Working out on a treadmill can be a fun and effective way to stay in shape. And because it's not dependent on weather conditions, it offers you the flexibility of exercising at any time.

"Still, whether you work out on a treadmill at home or at a fitness facility, there's a lot more to it than walking at the same pace for 20 minutes," says Therese Iknoian, M.S.

To get the most out of your workout, Ms. Iknoian suggests you think of it as having these four parts:

  • Warm up. Spend the first 5 to 10 minutes walking at an easy pace, slowly picking it up to a moderate speed toward the end.

  • Work out. Use the next 25 to 45 minutes to do hill-climbing, speed intervals or faster-paced walking or running.

  • Cool down. During the last 5 minutes, slow down to an easy pace and let your heart rate return to its normal, lower rate.

  • Stretch. Finish up by stretching your legs, back and arms.

Speed and incline

According to Ms. Iknoian, learning to use treadmill controls for incline and speed is important for two reasons:

  • To get a better workout. A "better workout" could mean using more muscles, increasing the aerobic intensity or burning more calories, depending on your goals.

  • To make your treadmill workout more fun. Trying different preset programs such as "Fat-Burner" or "Hill-Climber," or coming up with your own variations of speed, incline, distance and time will keep your workouts challenging and more interesting.

Here are some tips for using speed:

  • Start moderately. Try walking or running for 1 to 3 minutes anywhere from 0.5 to 1 mph faster than your normal pace. Then return to a comfortable pace for 1 to 3 minutes.

  • Step it up. As runners become more confident with their speed ability, they can try intervals up to 2 to 3 mph faster than their usual pace. Walkers can do the intervals at the fastest pace they can walk without running.

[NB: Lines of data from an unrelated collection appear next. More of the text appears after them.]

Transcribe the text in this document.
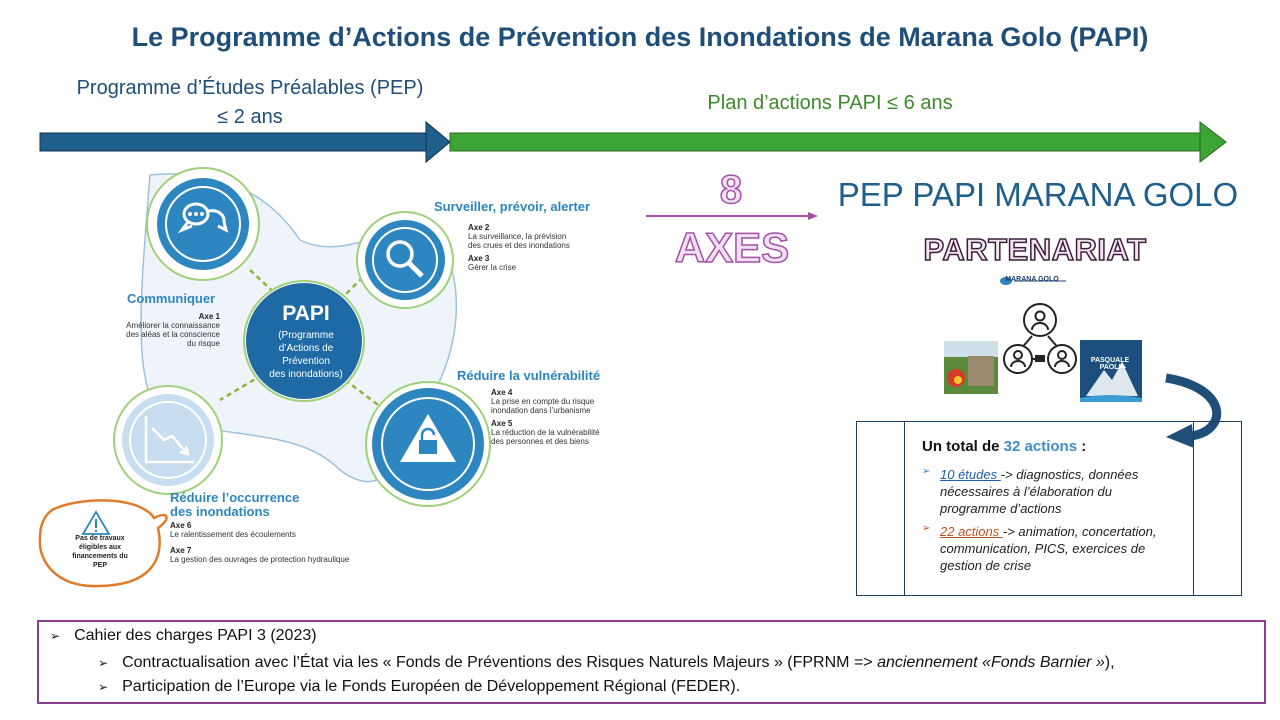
Le Programme d’Actions de Prévention des Inondations de Marana Golo (PAPI)
Programme d’Études Préalables (PEP)
≤ 2 ans
Plan d’actions PAPI ≤ 6 ans
Communiquer
Axe 1
Améliorer la connaissance
des aléas et la conscience
du risque
Surveiller, prévoir, alerter
Axe 2
La surveillance, la prévision
des crues et des inondations
Axe 3
Gérer la crise
Réduire la vulnérabilité
Axe 4
La prise en compte du risque
inondation dans l’urbanisme
Axe 5
La réduction de la vulnérabilité
des personnes et des biens
Réduire l’occurrence
des inondations
Axe 6
Le ralentissement des écoulements
Axe 7
La gestion des ouvrages de protection hydraulique
PAPI
(Programme
d’Actions de
Prévention
des inondations)
Pas de travaux
éligibles aux
financements du
PEP
8
AXES
PEP PAPI MARANA GOLO
PARTENARIAT
MARANA GOLO
PASQUALE PAOLI
Un total de 32 actions :
➢ 10 études -> diagnostics, données nécessaires à l’élaboration du programme d’actions
➢ 22 actions -> animation, concertation, communication, PICS, exercices de gestion de crise
➢ Cahier des charges PAPI 3 (2023)
➢ Contractualisation avec l’État via les « Fonds de Préventions des Risques Naturels Majeurs » (FPRNM => anciennement «Fonds Barnier »),
➢ Participation de l’Europe via le Fonds Européen de Développement Régional (FEDER).
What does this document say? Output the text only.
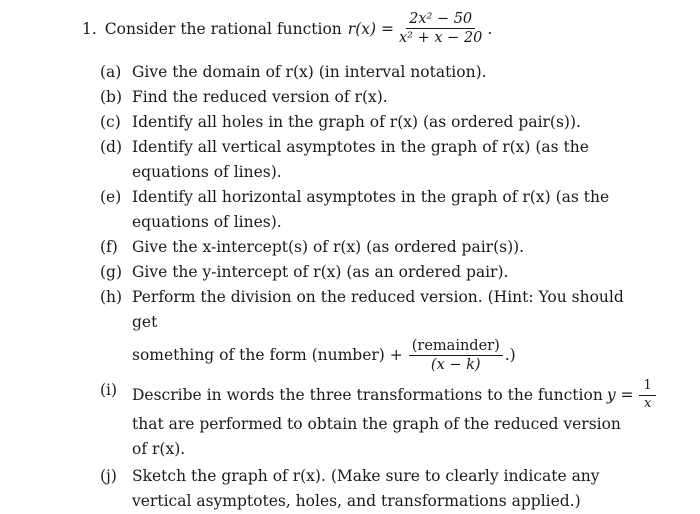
1. Consider the rational function $r(x) = \frac{\text{2x² − 50}}{\text{x² + x − 20}}$ .
(a) Give the domain of r(x) (in interval notation).
(b) Find the reduced version of r(x).
(c) Identify all holes in the graph of r(x) (as ordered pair(s)).
(d) Identify all vertical asymptotes in the graph of r(x) (as the equations of lines).
(e) Identify all horizontal asymptotes in the graph of r(x) (as the equations of lines).
(f) Give the x-intercept(s) of r(x) (as ordered pair(s)).
(g) Give the y-intercept of r(x) (as an ordered pair).
(h) Perform the division on the reduced version. (Hint: You should get
something of the form (number) + $\frac{\text{(remainder)}}{(x - k)}$ .)
(i) Describe in words the three transformations to the function $y = \frac{1}{x}$
that are performed to obtain the graph of the reduced version of r(x).
(j) Sketch the graph of r(x). (Make sure to clearly indicate any vertical asymptotes, holes, and transformations applied.)
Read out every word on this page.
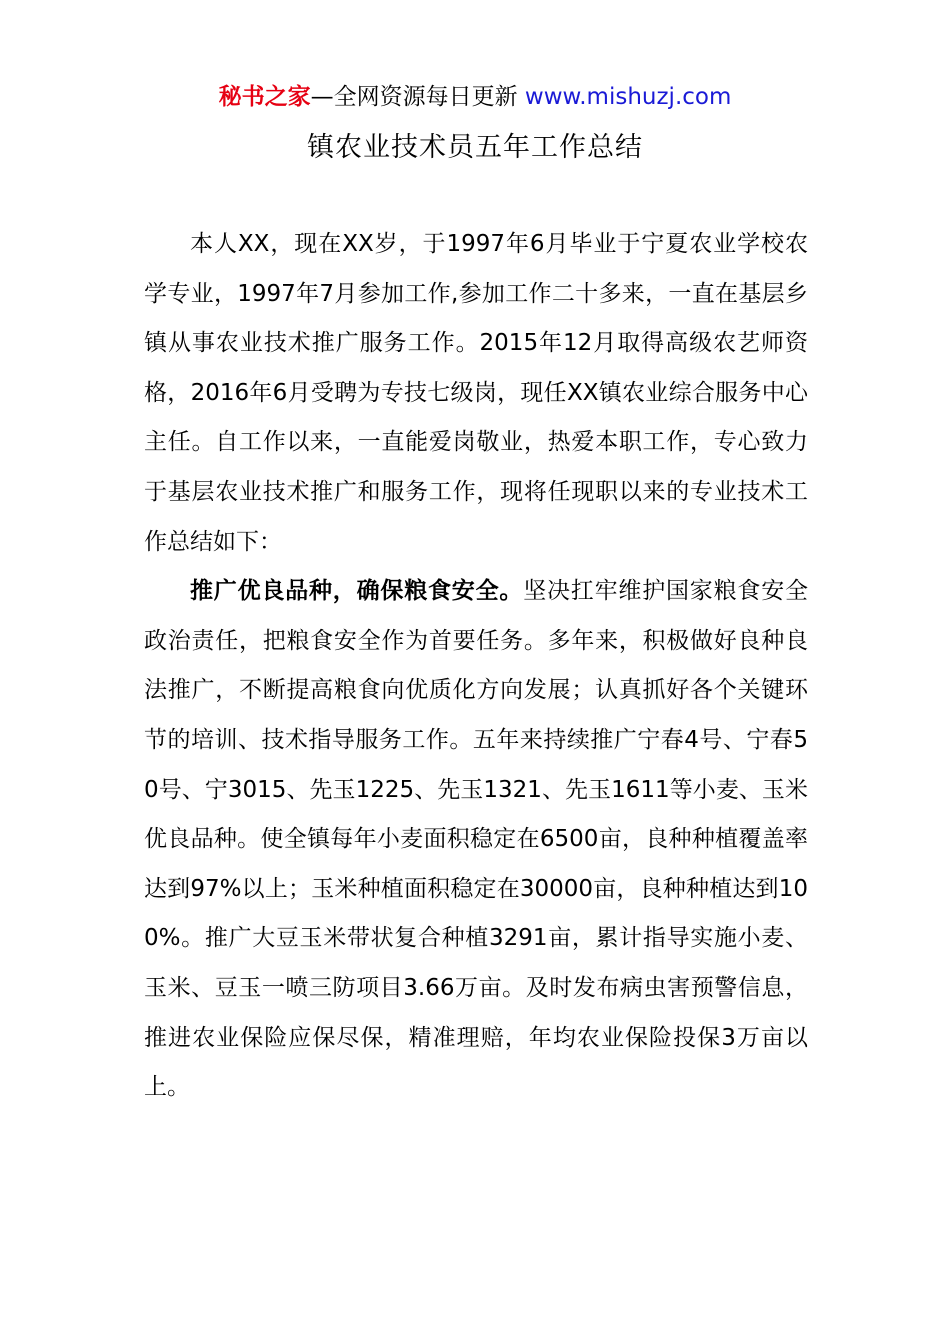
秘书之家—全网资源每日更新 www.mishuzj.com
镇农业技术员五年工作总结

本人XX，现在XX岁，于1997年6月毕业于宁夏农业学校农学专业，1997年7月参加工作,参加工作二十多来，一直在基层乡镇从事农业技术推广服务工作。2015年12月取得高级农艺师资格，2016年6月受聘为专技七级岗，现任XX镇农业综合服务中心主任。自工作以来，一直能爱岗敬业，热爱本职工作，专心致力于基层农业技术推广和服务工作，现将任现职以来的专业技术工作总结如下：

推广优良品种，确保粮食安全。坚决扛牢维护国家粮食安全政治责任，把粮食安全作为首要任务。多年来，积极做好良种良法推广，不断提高粮食向优质化方向发展；认真抓好各个关键环节的培训、技术指导服务工作。五年来持续推广宁春4号、宁春50号、宁3015、先玉1225、先玉1321、先玉1611等小麦、玉米优良品种。使全镇每年小麦面积稳定在6500亩，良种种植覆盖率达到97%以上；玉米种植面积稳定在30000亩，良种种植达到100%。推广大豆玉米带状复合种植3291亩，累计指导实施小麦、玉米、豆玉一喷三防项目3.66万亩。及时发布病虫害预警信息，推进农业保险应保尽保，精准理赔，年均农业保险投保3万亩以上。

Here are some tips for using incline:

  • Start low. If you're a beginner, anything more than a 6 percent incline will be difficult and you'll have to lower your speed to walk safely.

  • Try short hills. To get a feel for what you can handle, try hills that are about 2 to 3 minutes long, then lower the incline back down to 0 to 1 percent for 2 to 3 minutes to recover.

Safety essentials

  • Watch your form. Walk naturally with your arms swinging at your sides. "If you have to hang on to the rails to keep up with the belt or if you drift toward the rear of the belt, slow down or reduce the incline," says Ms. Iknoian.

  • Don't get distracted. "To be safe, you have to stay focused on what you're doing," says Ms. Iknoian. "If you need to take care of something or pay attention to something besides exercising, hit the pause or stop button to deal with it before resuming your workout."